Reuters recently ran a compendium of predictions from the last few months. Because markets have moved so much in the last 3-4 months we have only taken the most recent projections, from May and June. We took their numbers and recreated them into graphical format for easier comparison.

As you can see the predictions are remarkably similar in terms of trend direction and with only one exception they all show a small increase from 2009 to 2010. This, in spite of what the super cycle supporters would have us believe – that a China led surge in demand or an inflation driven flight to commodities will drive up the price. The current cash settlement price is $4800 so all of the parties are predicting further drops this year and none of them are predicting the price to break $5000/mt next year.

The graph for aluminum is interestingly steeper than that for copper. With the supply fundamentals for copper somewhat tighter than those for aluminum, we would have expected it the other way round. The aluminum market is in oversupply with Chinese mills bringing more capacity on stream and there are massive exchange and private stocks overhanging the market which is bound to suppress possible price rises.

Nevertheless Merrill and Fortis are both predicting price increases, although only Merrill Lynch is suggesting they will reach $1600/mt. The current settlement price is $1563/mt so again all the parties are predicting prices will fall from current levels during this year and on average only regain to the mid $1500’s during next year.
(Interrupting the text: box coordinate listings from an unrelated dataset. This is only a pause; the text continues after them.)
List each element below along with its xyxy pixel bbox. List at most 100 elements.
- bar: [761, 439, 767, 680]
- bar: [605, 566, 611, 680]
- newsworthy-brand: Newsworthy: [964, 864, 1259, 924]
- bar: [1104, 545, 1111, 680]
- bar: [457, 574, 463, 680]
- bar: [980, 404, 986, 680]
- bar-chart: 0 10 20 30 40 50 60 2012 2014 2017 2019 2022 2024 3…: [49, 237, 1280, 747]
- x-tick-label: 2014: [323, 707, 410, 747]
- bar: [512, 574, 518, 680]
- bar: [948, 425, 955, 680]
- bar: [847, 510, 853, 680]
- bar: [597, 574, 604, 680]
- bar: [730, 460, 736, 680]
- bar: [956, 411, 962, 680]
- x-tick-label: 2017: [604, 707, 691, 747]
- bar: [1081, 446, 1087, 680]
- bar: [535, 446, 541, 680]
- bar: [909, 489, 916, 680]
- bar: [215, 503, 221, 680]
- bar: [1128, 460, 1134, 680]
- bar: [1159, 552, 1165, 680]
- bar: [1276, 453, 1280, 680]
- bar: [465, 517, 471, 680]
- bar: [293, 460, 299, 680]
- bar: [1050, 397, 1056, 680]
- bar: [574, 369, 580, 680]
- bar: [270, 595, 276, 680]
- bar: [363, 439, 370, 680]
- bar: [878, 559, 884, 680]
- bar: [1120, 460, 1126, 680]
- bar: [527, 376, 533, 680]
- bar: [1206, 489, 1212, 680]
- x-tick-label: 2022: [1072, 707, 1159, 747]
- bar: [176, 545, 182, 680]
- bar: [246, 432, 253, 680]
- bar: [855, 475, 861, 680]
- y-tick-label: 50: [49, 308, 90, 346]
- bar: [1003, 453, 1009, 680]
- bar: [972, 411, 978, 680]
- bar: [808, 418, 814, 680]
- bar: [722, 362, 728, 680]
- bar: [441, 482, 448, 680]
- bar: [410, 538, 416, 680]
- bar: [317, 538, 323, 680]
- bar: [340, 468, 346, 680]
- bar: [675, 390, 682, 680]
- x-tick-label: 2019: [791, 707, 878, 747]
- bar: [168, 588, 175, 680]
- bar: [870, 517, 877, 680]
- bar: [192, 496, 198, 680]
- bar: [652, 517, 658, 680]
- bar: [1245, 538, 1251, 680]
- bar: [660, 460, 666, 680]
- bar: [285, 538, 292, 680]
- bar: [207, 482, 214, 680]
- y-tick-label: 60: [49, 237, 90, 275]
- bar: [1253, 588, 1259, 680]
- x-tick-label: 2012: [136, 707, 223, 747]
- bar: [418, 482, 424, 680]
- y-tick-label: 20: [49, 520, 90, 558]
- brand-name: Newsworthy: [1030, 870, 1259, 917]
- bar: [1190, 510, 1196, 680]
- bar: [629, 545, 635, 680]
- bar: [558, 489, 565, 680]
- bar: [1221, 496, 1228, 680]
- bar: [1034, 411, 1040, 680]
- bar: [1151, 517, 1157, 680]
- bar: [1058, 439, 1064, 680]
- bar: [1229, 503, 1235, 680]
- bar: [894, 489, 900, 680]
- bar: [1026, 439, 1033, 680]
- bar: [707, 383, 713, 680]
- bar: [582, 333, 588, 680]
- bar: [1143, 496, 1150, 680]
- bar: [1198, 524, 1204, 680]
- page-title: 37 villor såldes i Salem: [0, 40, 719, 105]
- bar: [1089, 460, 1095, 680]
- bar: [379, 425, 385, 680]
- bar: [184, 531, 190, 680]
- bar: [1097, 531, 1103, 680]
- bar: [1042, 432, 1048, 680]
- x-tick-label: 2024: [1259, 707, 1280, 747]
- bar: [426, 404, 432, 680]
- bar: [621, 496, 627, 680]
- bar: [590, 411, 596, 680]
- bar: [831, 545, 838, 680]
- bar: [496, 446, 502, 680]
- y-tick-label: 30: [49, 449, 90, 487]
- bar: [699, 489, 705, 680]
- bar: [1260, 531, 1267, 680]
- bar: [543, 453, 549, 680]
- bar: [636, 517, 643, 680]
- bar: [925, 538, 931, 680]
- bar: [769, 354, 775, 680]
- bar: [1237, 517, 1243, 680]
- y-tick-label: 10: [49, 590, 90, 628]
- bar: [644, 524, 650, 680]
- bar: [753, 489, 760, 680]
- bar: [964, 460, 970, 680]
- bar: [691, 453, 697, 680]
By their very nature, predictions change with time and if challenged the individuals would reasonably reserve the right to amend their numbers in the light of subsequent developments but as a best guess in the current environment it certainly looks as if the collective wisdom is we are not in for a return to surging prices anytime soon.

–Stuart Burns

Comments (3)

  1. Fred says:

    if you scaled the alumina predictions the same way you did for copper, the steepness of the ascent would be much less dramatic. on percentage terms, they both show about 10% increased pricing (for those predicting higher prices). copper has more data points and one wonders if alumina had as many if we would see the same diversification of predictions?